Rechtspraak
Rechtbank Zeeland-West-Brabant (Locatie Tilburg), 18 april 2023
ECLI:NL:RBZWB:2023:4749
Feiten
Werkneemster is in 2001 in dienst getreden van werkgeefster en vervulde laatstelijk de functie van mentor AMV tegen een brutobasisloon van € 3.102,85 bruto, onregelmatigheidstoeslag van € 327,52 bruto, meerwerkvergoeding ad € 223,56 bruto, 8% vakantietoeslag en een eindejaarsuitkering van 8,3% over het basisloon. In juli 2018 heeft werkneemster zich ziek gemeld, waarna diverse professionals (bedrijfsartsen, verzekeringsarts en arbeidsdeskundigen) op verschillende momenten hebben geadviseerd om – met opbouw en eventueel aanpassingen – werkneemster te laten terugkeren in haar eigen werkzaamheden. In juli 2020 legt het UWV werkgeefster een loonsanctie op, omdat haar re-integratie-inspanningen onvoldoende zijn. Werkneemster verzoekt onder meer de arbeidsovereenkomst te ontbinden onder toekenning van de transitievergoeding, een billijke vergoeding en een schadevergoeding. Werkneemster stelt in het kader van de schadevergoeding dat zij vanaf september 2019-augustus 2020 de bedongen arbeid na urenopbouw had kunnen verrichten tegen een beloning van 85% en later 100%, maar dat zij ten onrechte niet werd toegelaten tot de bedongen arbeid waardoor zij slechts 70% heeft ontvangen.
Oordeel
De kantonrechter ontbindt de arbeidsovereenkomst van werkneemster onder toekenning van de transitievergoeding alsmede een billijke vergoeding en overweegt daartoe als volgt. Na de ziekmelding van werkneemster hebben diverse professionals geadviseerd tot terugkeer van werkneemster in haar eigen functie.

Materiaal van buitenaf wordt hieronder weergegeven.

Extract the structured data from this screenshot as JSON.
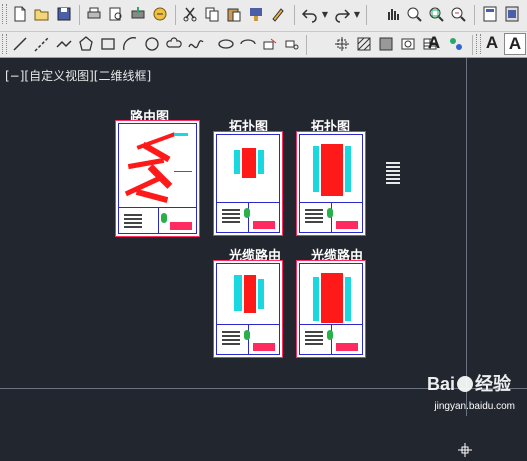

Desondanks heeft werkgeefster niet of nauwelijks uitvoering gegeven aan de re-integratie van werkneemster in haar eigen functie. Dat werkneemster in 2019 heeft gezegd dat zij niet terug wilde keren op haar afdeling, maakt dit niet anders. Er is immers niet gebleken dat werkgeefster heeft onderzocht of dat ook daadwerkelijk de wens van werkneemster was terwijl dit wel op haar weg had gelegen, zeker nu werkneemster later op deze uitspraak is teruggekomen. Werkgeefster heeft bovendien geen acht geslagen op de vaste volgorde van de re-integratieverplichtingen. Al met al brengt dit naar oordeel van de kantonrechter mee dat werkgeefster haar re-integratieverplichtingen grovelijk heeft veronachtzaamd en daarmee ernstig verwijtbaar heeft gehandeld. Werkneemster heeft derhalve recht op een transitievergoeding van € 30.795,41 bruto en een billijke vergoeding van € 25.000 bruto. Bij de berekening van de hoogte van de billijke vergoeding is meegewogen de opleiding, de leeftijd, het arbeidsverleden en de mogelijkheden en beperkingen van werkneemster. Ook is belang gehecht aan het verloop van de arbeidsverhouding, de arbeidsmarkt, de te verwachten pensioenschade, de aan werkneemster toekomende transitievergoeding, de mate van verwijtbaarheid, de fictieve resterende duur van de arbeidsovereenkomst en de inkomensschade van werkneemster. De vordering tot schadevergoeding wordt tot slot afgewezen. Werkneemster heeft in de gestelde periode niet gewerkt en onzeker is of zij die gehele periode had kunnen werken. Bovendien had zij werkgeefster in gebreke moeten stellen als zij aanspraak had willen maken op schadevergoeding wegens misgelopen loon.